Hörner beginnt ihr faszinierendes Buch im Mai 1949. Katja und Thomas sind mit ihrer Tochter auf dem Weg nach Stockholm. Reden, Ehrungen – das übliche für den 75jährigen Star-Autoren. Über ihnen lastet aber die Frage, wie mit dem 200. Geburtstag Goethes umgehen. Denn sowohl aus Weimar als auch aus Frankfurt am Main liegen den Manns bedeutende Einladungen vor. Es geht um Reden und Ehrungen – und das Reklamieren des großen Schriftstellers für die jeweilige Weltsicht. Ost gegen West trat immer mehr zu Tage. Die Manns wollten weder das eine noch das andere. Denn Teil in Stalins Propaganda-Maschinerie zu sein, war ihnen mindestens genauso zuwider, wie in der gerade gegründeten Bundesrepublik mit ihren Alt-Nazis aufzutreten. Während dieser Diskussionen brach die Katastrophe über die Manns herein: der Suizid von Klaus Mann in Cannes. Vor allem Erika reißt es den Boden unter den Füßen weg. Sie und Klaus waren eins. In Rückblicken lässt Erika nun ihr gemeinsames Leben noch einmal an sich vorbeiziehen: die wilden 20er-Jahre, die Reisen, das ungezwungene Leben, die Eskapaden, die Flucht, das Exil und der stete Kampf mit ihren Mitteln gegen den Nationalsozialismus.
Hörner hat ein Sachbuch geschrieben, das sich perfekt zu ihren Vorgängern 1929 – Frauen im Jahr Babylon oder 1939 – Frauen im Exil einreiht. Das Buch bietet keine großartigen neuen Erkenntnisse, vermittelt aber in einem fesselnden und mitreißenden Ton viel Wissenswertes. So stolpere ich beim Lesen immer wieder über mir längst bekannte Autoren und ertappe mich dabei, wie ich mehr als einmal denke: „Ach ja, von dem könntest Du eigentlich auch mal (wieder) was lesen“. Solange es eine Heimat gibt – Erika Mann hat meine interne Leseliste um das zigfache verlängert – und das ist gut so. Denn wie einst bei Florian Illies Liebe in Zeiten des Hasses zeigt mir Hörner, auf ganz andere Art und Weise, welchen unglaublichen Schaden deutsche Kultur durch den Faschismus genommen hat. Ein Schaden von dem wir uns bis heute nicht erholt haben.

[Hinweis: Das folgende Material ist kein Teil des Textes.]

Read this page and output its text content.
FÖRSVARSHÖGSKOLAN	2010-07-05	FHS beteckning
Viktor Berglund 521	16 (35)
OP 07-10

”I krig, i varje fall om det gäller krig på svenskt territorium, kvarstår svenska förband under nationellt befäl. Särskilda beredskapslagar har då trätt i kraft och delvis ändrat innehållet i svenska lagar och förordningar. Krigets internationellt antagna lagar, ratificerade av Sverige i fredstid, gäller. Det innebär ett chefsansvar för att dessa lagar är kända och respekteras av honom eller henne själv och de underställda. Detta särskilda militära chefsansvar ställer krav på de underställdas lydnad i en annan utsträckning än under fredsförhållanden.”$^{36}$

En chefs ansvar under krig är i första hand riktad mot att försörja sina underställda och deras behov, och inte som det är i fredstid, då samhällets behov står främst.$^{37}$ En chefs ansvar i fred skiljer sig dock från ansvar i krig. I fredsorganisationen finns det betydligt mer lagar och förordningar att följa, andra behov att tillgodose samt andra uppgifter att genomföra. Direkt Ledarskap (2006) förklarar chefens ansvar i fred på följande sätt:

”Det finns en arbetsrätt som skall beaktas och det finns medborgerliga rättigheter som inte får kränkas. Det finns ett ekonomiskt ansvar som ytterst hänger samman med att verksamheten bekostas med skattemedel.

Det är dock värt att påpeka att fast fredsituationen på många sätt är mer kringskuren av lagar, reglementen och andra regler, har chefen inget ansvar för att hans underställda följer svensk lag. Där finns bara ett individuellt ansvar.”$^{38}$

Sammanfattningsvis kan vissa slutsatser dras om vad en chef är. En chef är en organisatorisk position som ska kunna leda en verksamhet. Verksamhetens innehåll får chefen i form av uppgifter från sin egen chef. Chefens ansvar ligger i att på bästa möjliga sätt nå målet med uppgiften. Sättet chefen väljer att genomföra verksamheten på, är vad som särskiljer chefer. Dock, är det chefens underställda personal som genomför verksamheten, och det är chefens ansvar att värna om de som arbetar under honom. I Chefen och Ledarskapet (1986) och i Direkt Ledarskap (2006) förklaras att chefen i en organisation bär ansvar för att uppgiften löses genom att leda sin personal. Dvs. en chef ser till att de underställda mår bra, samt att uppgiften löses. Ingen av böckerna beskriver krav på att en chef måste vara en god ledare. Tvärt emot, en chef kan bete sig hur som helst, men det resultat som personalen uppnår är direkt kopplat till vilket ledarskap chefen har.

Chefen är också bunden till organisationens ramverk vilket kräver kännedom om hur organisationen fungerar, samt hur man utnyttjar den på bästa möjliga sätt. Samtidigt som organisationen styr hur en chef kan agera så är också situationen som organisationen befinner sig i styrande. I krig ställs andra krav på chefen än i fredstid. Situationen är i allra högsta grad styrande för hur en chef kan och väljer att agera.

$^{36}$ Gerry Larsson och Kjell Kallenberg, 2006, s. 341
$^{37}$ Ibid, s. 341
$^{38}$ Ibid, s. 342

Ich habe mich bei der Lektüre gefragt, was die Familie Mann wohl in unserer Zeit für eine Rolle spielen würde? Vorneweg die Mutter Katja, dann die Kinder Klaus, Erika, Michael, Golo, Elisabeth und Monika. Über ihnen allen das Brüderpaar der Altvorderen-Generation: Heinrich und Thomas. Vermutlich wären sie eine Insta- Facebook- oder zumindest Reality-TV-Familie. Klaus als das schwarze Schaf der Familie, Erika die schnippische, Heinrich und Thomas als die Besserwisser und Patriarche. Das ist mindestens genauso schwer vorstellbar, wie für uns heutigen die Bedeutung der Manns für ihre Zeit. Mit ihrem Buch offenbart uns Hörner nicht nur, welche Bedeutung die Manns für den freien Teil der deutschen Intellektuellen hatten, sondern sie lässt uns teilhaben am privilegierten Leben der Familie. Das ist auf jeder Seite grandios. Für mich ein Pageturner. Ich gebe neun von zehn Pilotenscheine.